Las resonancias no son likes. Son una forma de decir que algo de lo que leíste conectó contigo. Que una frase te hizo detenerte. Que una idea se quedó dando vueltas. Que el texto resonó.

Por qué se llaman así

En física, la resonancia ocurre cuando un sistema vibra con mayor amplitud al recibir una frecuencia que coincide con la suya. No es ruido. Es alineación. Dos cosas que vibran a la misma frecuencia se amplifican mutuamente.

Eso es lo que busco con cada artículo. No que le guste a todo el mundo. Sino que conecte profundamente con alguien que está viviendo algo similar. Un diseñador que también siente que la IA le cambió el trabajo. Alguien que también se pregunta si lo que hace todavía importa. Una persona que encontró en estas palabras algo que ya sentía pero no había puesto en palabras.

Cómo funcionan

Al final de cada artículo hay un símbolo de cuatro puntas: ✦. Si el post resonó contigo, tócalo. El contador sube. No necesitas cuenta, no necesitas registrarte, no necesitas dar tu correo.
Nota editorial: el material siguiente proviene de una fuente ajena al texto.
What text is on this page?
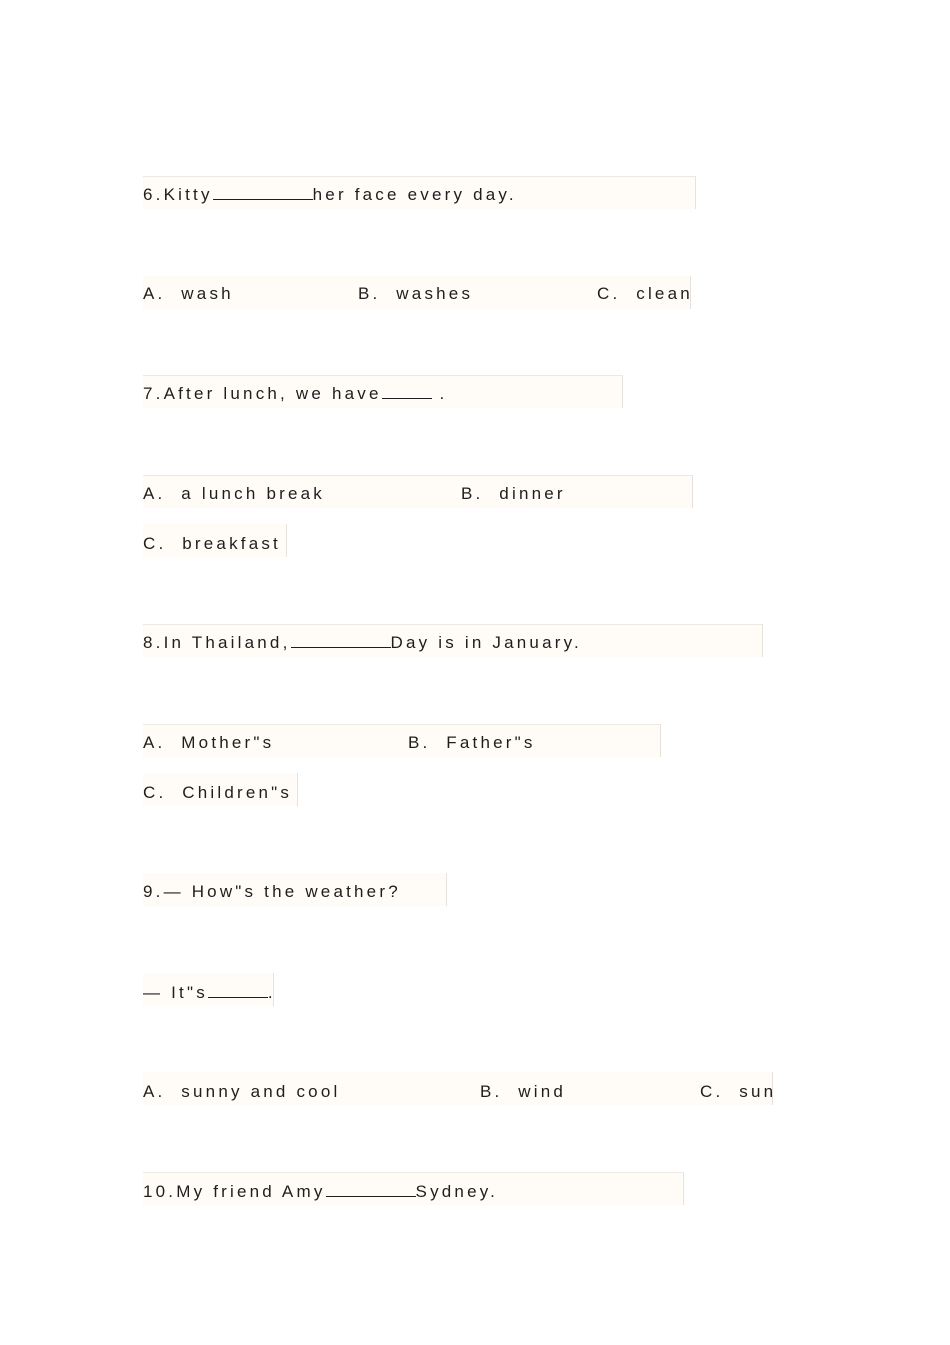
6.Kitty	her face every day.
A.  wash	B.  washes	C.  clean
7.After lunch, we have	.
A.  a lunch break	B.  dinner
C.  breakfast
8.In Thailand,	Day is in January.
A.  Mother"s	B.  Father"s
C.  Children"s
9.— How"s the weather?
— It"s	.
A.  sunny and cool	B.  wind	C.  sun
10.My friend Amy	Sydney.
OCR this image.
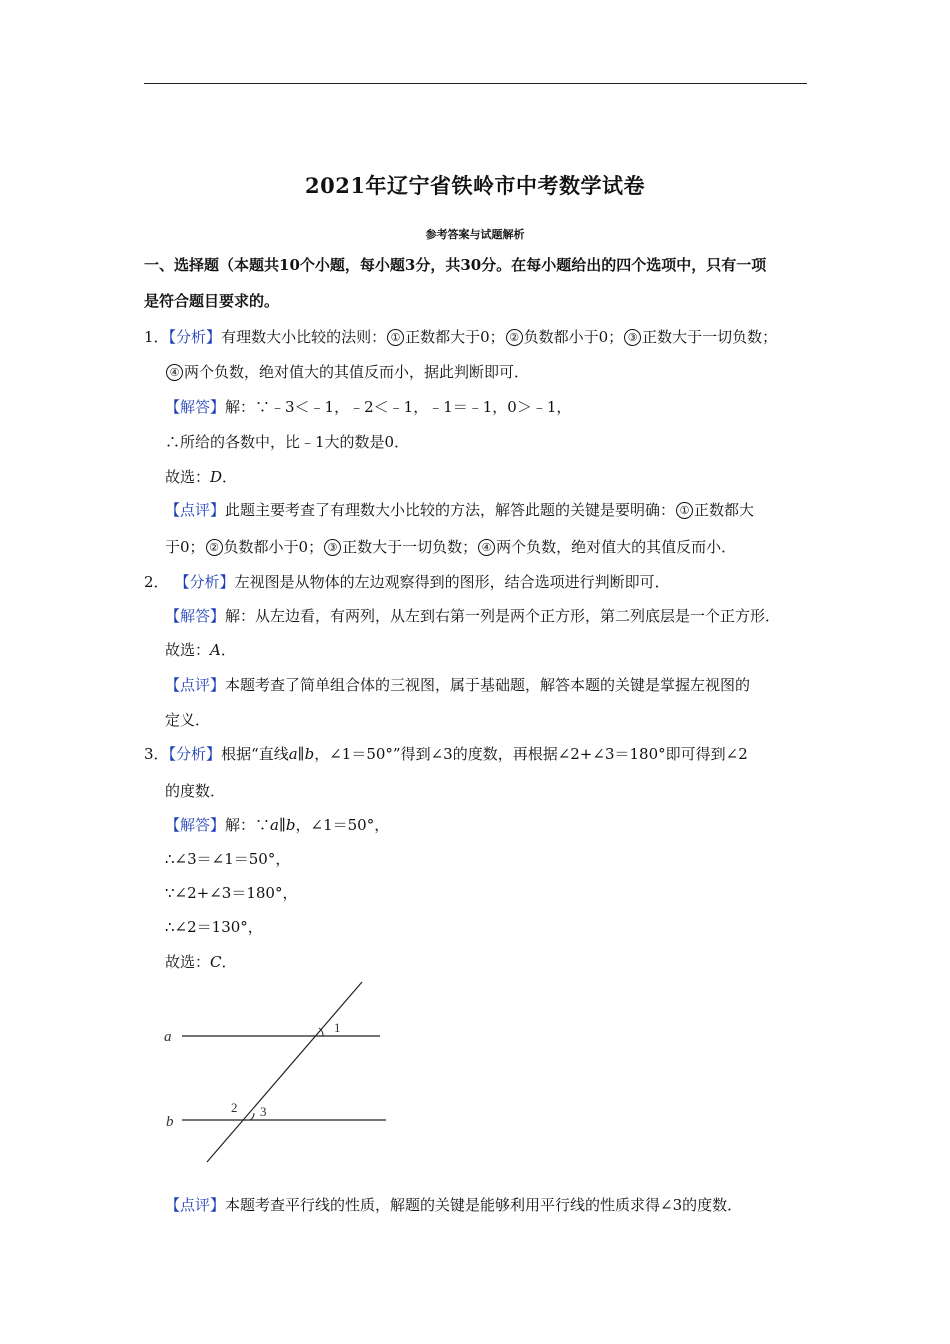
2021年辽宁省铁岭市中考数学试卷
参考答案与试题解析
一、选择题（本题共10个小题，每小题3分，共30分。在每小题给出的四个选项中，只有一项
是符合题目要求的。
1．【分析】有理数大小比较的法则： ① 正数都大于0； ② 负数都小于0； ③ 正数大于一切负数；
④ 两个负数，绝对值大的其值反而小，据此判断即可．
【解答】解：∵﹣3＜﹣1，﹣2＜﹣1，﹣1＝﹣1，0＞﹣1，
∴所给的各数中，比﹣1大的数是0．
故选：D．
【点评】此题主要考查了有理数大小比较的方法，解答此题的关键是要明确： ① 正数都大
于0； ② 负数都小于0； ③ 正数大于一切负数； ④ 两个负数，绝对值大的其值反而小．
2． 【分析】左视图是从物体的左边观察得到的图形，结合选项进行判断即可．
【解答】解：从左边看，有两列，从左到右第一列是两个正方形，第二列底层是一个正方形．
故选：A．
【点评】本题考查了简单组合体的三视图，属于基础题，解答本题的关键是掌握左视图的
定义．
3．【分析】根据“直线a∥b，∠1＝50°”得到∠3的度数，再根据∠2+∠3＝180°即可得到∠2
的度数．
【解答】解：∵a∥b，∠1＝50°，
∴∠3＝∠1＝50°，
∵∠2+∠3＝180°，
∴∠2＝130°，
故选：C．
a
b
1
2 3
【点评】本题考查平行线的性质，解题的关键是能够利用平行线的性质求得∠3的度数．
Es un gesto anónimo y silencioso.

No hay límite de resonancias por post. Si algo te mueve, resuena. Así de simple.

Por qué no son likes

Un like es social. Se hace para que otros lo vean. Para que el algoritmo lo cuente. Para participar en un sistema de validación externa.

Una resonancia es personal. Nadie sabe que la diste. No aparece en tu perfil. No alimenta ningún algoritmo. Es entre tú y el texto. Nada más.

Elegí el símbolo ✦ porque no es un corazón ni un pulgar ni una estrella. No tiene la carga emocional de ninguno de esos íconos. Es una forma geométrica que brilla. Como una señal pequeña en la oscuridad que dice: esto llegó.

Lo que las resonancias me dicen

Como autor, las resonancias me dicen algo que las vistas y los clicks no pueden. Me dicen que alguien no solo pasó por el artículo sino que se detuvo. Que algo de lo que escribí valió la pena. No me dicen cuántas personas leyeron. Me dicen cuántas personas sintieron.

Y eso, para alguien que escribe desde la experiencia, importa más que cualquier métrica de tráfico.